Sepsis is a condition where the inflammatory response occurs at such a high level that grave damage is caused to the body, causing millions of deaths each year.  Developing therapeutics for sepsis is also considered a graveyard for biotech companies due to the high rate of failures.  Although recombinant activated protein C (Xygris) has had some benefit, overall little therapies are available for this condition.

When we discuss stem cell therapy, we normally think about the stem cells regenerating the body, that is, a more chronic process.  When we think of sepsis we think of an acute medical event, that must be treated with rapid-acting procedures. 

This is why we were so shocked when we read a paper (Nemeth et al. Bone marrow stromal cells attenuate sepsis via prostaglandin E(2)-dependent reprogramming of host macrophages to increase their interleukin-10 production.  Nat Med 2009 Jan;15(1):42-9) in the high profile medical journal Nature Medicine, describing the successful use of bone marrow mesenchymal stem cells in the treatment of this condition.

We know that mesenchymal stem cells possess antiinflammatory properties.  This, of course, is one of the reasons why we offer stem cell therapy for multiple sclerosis using mesenchymal stem cells.  These properties are mediated by the ability of mesenchymal stem cells to secrete factors such as LIF, HLA-G, and IL-10, all of which inhibit inflammation directly or indirectly.  However, it was always believed that mesenchymal stem cells mediate their effects in more chronic situations, not in situations where if the problem is not solved within hours the host perishes.

The investigators of the study we will discuss, used a mouse model of sepsis called the “cecal ligation and puncture model” in which the cecum is made to leak and the mouse dies within 24-48 hours if left untreated.

Treatment of mice with mesenchymal stem cells of the same genetic background as the mouse, or of a different genetic background inhibited mortality by about 50% ! 

More specific examination revealed that administration of mesenchymal stem cells was associated with preservation of liver and kidney function, two organs that are targets of the septic process.

The injection of mesenchymal stem cells was associated with rapid (3 hours !) induction of interleukin 10 production and suppression of the elevated TNF-alpha and interleukin 6 that are characteristic of the septic process.

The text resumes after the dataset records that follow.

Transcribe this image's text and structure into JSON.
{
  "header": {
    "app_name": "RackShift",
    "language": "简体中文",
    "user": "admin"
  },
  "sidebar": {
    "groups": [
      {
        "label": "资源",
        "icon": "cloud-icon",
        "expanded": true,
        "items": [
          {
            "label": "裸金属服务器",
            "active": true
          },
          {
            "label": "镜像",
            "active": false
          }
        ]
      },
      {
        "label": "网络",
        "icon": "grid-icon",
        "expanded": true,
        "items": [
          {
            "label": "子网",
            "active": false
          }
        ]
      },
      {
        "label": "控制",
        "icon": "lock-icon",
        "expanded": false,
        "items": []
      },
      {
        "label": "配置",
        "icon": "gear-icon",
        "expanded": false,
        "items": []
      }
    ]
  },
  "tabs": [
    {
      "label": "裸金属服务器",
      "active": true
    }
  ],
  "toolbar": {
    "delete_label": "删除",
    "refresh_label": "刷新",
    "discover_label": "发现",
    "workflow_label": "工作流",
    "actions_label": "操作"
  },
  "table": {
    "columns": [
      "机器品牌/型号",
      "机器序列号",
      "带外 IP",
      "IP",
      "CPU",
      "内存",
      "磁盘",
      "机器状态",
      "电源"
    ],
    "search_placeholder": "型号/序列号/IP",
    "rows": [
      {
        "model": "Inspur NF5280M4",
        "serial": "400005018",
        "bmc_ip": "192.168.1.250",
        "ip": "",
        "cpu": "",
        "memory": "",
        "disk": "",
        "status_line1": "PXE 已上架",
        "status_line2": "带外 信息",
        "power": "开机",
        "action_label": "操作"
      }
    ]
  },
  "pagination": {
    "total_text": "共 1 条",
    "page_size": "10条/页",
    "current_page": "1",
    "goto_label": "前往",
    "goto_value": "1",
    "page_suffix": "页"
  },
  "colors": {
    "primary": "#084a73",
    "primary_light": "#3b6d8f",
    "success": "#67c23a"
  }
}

The next question is whether the injected mesenchymal stem cells actually needed other cells in the body to mediate their effects, or whether they were inducing protection directly on their own.  To address this, T cells, B cells, and NK cells were depleted by antibody or genetic means before induction of sepsis.  Neither of these depletions affected ability of the mesenchymal stem cells to protect from sepsis.  So the next question was whether macrophages were involved. 

Depleting macrophages by administration of the chemical clodronate via liposomes resulted abrogation of the beneficial effects of the mesenchymal stem cells.  It was found that macrophages produce IL-10 after administration of the mesenchymal stem cells, and it is this IL-10 that protects against sepsis.  This was proven since inactivation of circulating IL-10 or blocking of its receptor, took away the protective effects of the administered mesenchymal stem cells.

So how would the mesenchymal stem cells induce production of IL-10 by macrophages?  It was found that the mesenchymal stem cells secrete PGE-2, which induces a biological cross-talk with the macrophages resulting in selective IL-10 release.

These data support the overall notion that mesenchymal stem cells are antiinflammatory in general, and specifically can act at the level of the macrophage.  Since macrophages are critical for multiple sclerosis progression in the CNS, it will be interesting to evaluate the mechanisms by which protective effects of mesenchymal stem cells are mediated in animal models of multiple sclerosis.  Additionally, these data provide yet another interesting method by which mesenchymal stem cells modulate inflammation and immunity.